Bad Religion entrega aula de punk rock para pais e filhos em São Paulo

Bad Religion entrega aula de punk rock para pais e filhos em São Paulo

Bad Religion 2026

Já se passaram quase 30 anos desde a primeira vez que assisti ao Bad Religion no Brasil. De lá para cá, houve mudanças na formação (principalmente na bateria), muitos cabelos brancos e diferentes formatos de show (de festivais a casas de diversos tamanhos). O que impressiona, no entanto, é como a banda jamais perde o gás.
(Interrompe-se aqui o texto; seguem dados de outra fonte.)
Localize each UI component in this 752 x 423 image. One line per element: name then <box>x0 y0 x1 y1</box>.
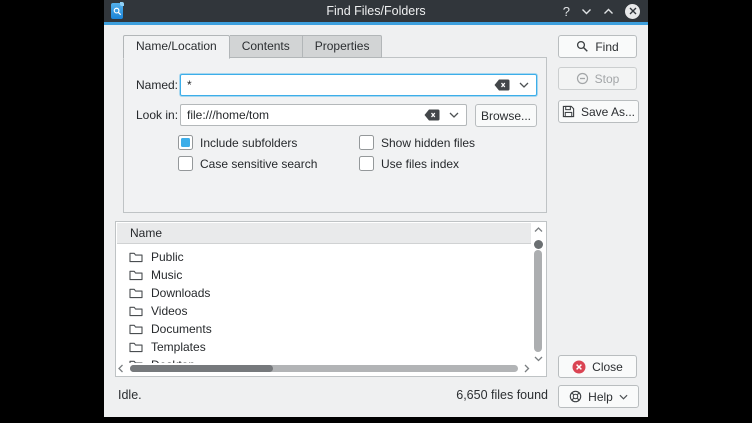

Seja na primeira ou na décima vez, o show continua sendo parada obrigatória para quem ama punk, hardcore e suas vertentes.

Setlist atemporal do Bad Religion

O aspecto mais interessante da apresentação é notar como o repertório soa atual. Das 1h20 de show, o arco temporal foi de Recipe For Hate, que abriu a noite, até o hino American Jesus, responsável pelo encerramento.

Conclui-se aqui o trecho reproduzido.